FYI, here is a you tube video about the Clipper experience in Vietnam. CLIPPER RACE CREW DISCOVER DA NANG VIETNAM http://youtu.be/fbQ-_fwrl-k
Having spent Saturday resting, writing and reflecting, we were ready for action on Sunday. Judith and I elected to hire a private guide and driver to take us to My Son UNESCO heritage site and Hoi An, ancient sea port and active merchant district.

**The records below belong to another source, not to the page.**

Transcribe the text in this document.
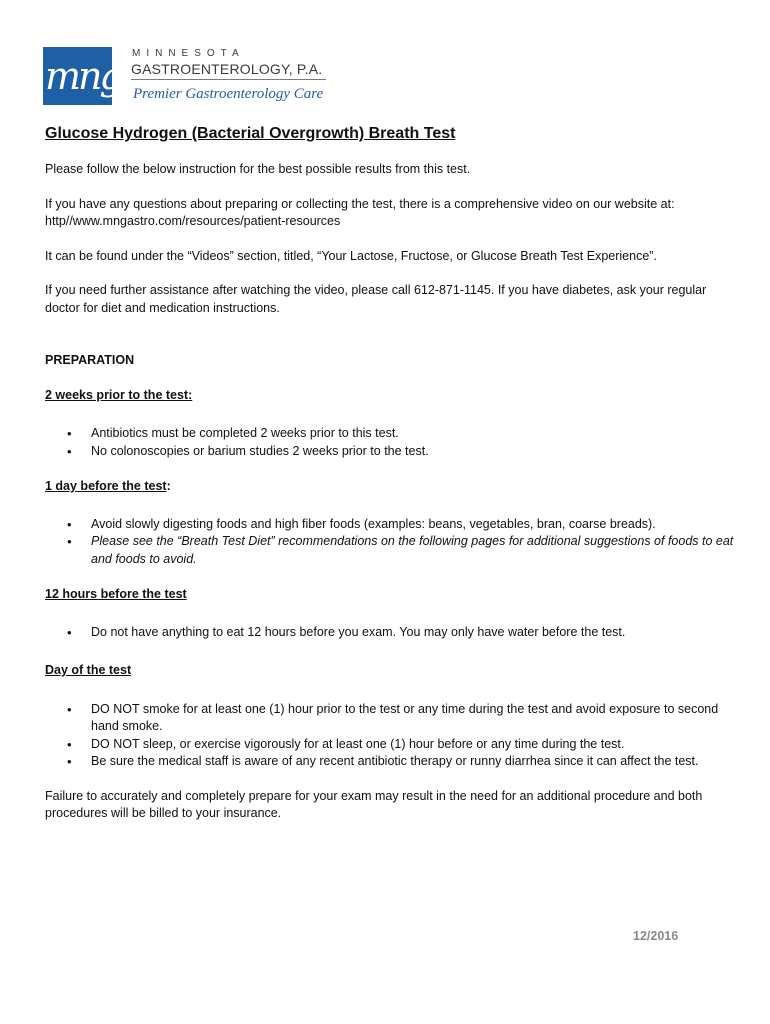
mngi
MINNESOTA
GASTROENTEROLOGY, P.A.
Premier Gastroenterology Care
Glucose Hydrogen (Bacterial Overgrowth) Breath Test

Please follow the below instruction for the best possible results from this test.

If you have any questions about preparing or collecting the test, there is a comprehensive video on our website at: http//www.mngastro.com/resources/patient-resources

It can be found under the “Videos” section, titled, “Your Lactose, Fructose, or Glucose Breath Test Experience”.

If you need further assistance after watching the video, please call 612-871-1145. If you have diabetes, ask your regular doctor for diet and medication instructions.

PREPARATION

2 weeks prior to the test:

• Antibiotics must be completed 2 weeks prior to this test.
• No colonoscopies or barium studies 2 weeks prior to the test.

1 day before the test:

• Avoid slowly digesting foods and high fiber foods (examples: beans, vegetables, bran, coarse breads).
• Please see the “Breath Test Diet” recommendations on the following pages for additional suggestions of foods to eat and foods to avoid.

12 hours before the test

• Do not have anything to eat 12 hours before you exam. You may only have water before the test.

Day of the test

• DO NOT smoke for at least one (1) hour prior to the test or any time during the test and avoid exposure to second hand smoke.
• DO NOT sleep, or exercise vigorously for at least one (1) hour before or any time during the test.
• Be sure the medical staff is aware of any recent antibiotic therapy or runny diarrhea since it can affect the test.

Failure to accurately and completely prepare for your exam may result in the need for an additional procedure and both procedures will be billed to your insurance.

12/2016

Our guide, Quan, from DaNang, was knowledgeable and answered all our questions. He has a masters degree in history from the university in DaNang and is passionate about his city and the region. He is proud of the great strides in economic development and lifestyle that DaNang has seen, and at the same time fears for its future. There are still strong cultural divisions between north and south. While the government is "communist", it is run by a powerful elite and there is much corruption. From the north, drugs are infiltrating the city of DaNang changing the social landscape. Still, DaNang, population 1.1 million, is a safe city with much to explore as a visitor.
Quang, our driver, negotiated traffic expertly, manning the horn conservatively. It was surprising never-the-less to find ourselves weaving from lane to lane. While traffic flows in both directions on most streets and lanes are marked, they are mostly disregarded. Cars and motorbikes push their way in and out of traffic in a constant flowing dance of vehicles. Despite the apparent traffic chaos, I've not seen a accident. Somehow it works. Still, it's alarming to see very young children squeezed between parents on a scooter that's weaving its way through traffic - a common site. The population of Vietnam is young, more than half under 30 and most families with 3-4 children (fewer in the cities, more in the rural areas). There is a wide variety of education opportunities for citizens, and typically a bank loan is needed for college or university. IT is the main field of study. Apparently, Vietnamese are crazy for technology.
Judith and I went back in time to My Son - site of ancient Hindi temples built by the Champa people (originally from Burma) in the years 600-1200 and then forgotten. They were discovered and unburied by the French in the 1800's. Now there are very few Champa people living in Vietnam - mainly in the south in 2 small communities. They are taught in the Champa language and are distrustful of Vietnamese, their historic conquerers. One community continues its Hindi traditions and the other is Islamic. Most of the rest of the country is secular, though traditions around remembrance of ancestors persist. Families generally live as multigenerational units, to support healthy aging, as the public health system is very basic, requiring fees for most services. We learned many more interesting facts about the UNESCO site and Vietnam, which I won't bore you with here.
In the afternoon we had a lunch on Hoi An and were given a tour of some of the buildings of particular historic significance. We visited the home of a family that had inhabited the abode for 7 generations. Being central on the coastal of Vietnam, Hoi An was an important nautical trading post for all of Asia and Europe at one time. Separated by the covered "Japanese" Bridge, there had been a Japanese merchant community on one side of the river and a Chinese community on the other. When navigation up the Han River became too difficult for the ever larger merchant ships, the port lost its favour as a preferred port. Never-the-less, in continues to thrive as a shopping destination.
We visited a beautiful Buddhist "meeting hall", which happened to be very busy as it was the day of the first full moon in the Chinese New Year - an important day of prayer. Our guide was not impressed by the show of devotion, viewing it as a money grab by the temple (patrons pay for intense sticks, candles, prayers on heir behalf and predictions of he future).
Many top notch tailors can be found who will kit you out in a complete wardrobe in no time. Just get measured and wait for it to be delivered to your hotel in a day or two! We saw beautiful fashions and gorgeous silk fabrics on display. The ancient city is strung everywhere with lanterns - apparently an enchanting site in the evenings. Alas, Judith and I had to return with our guides to DaNang before dinner hour. But Hoi An is a place I would like to visit again.
That evening, Judith and I elected to stay in, both suffering signs of Traveller's Tummy - we suspect an earlier lunch at the hotel. Thus we missed the crew dinner (offered for free to Clipper crew by a restaurant on the beach).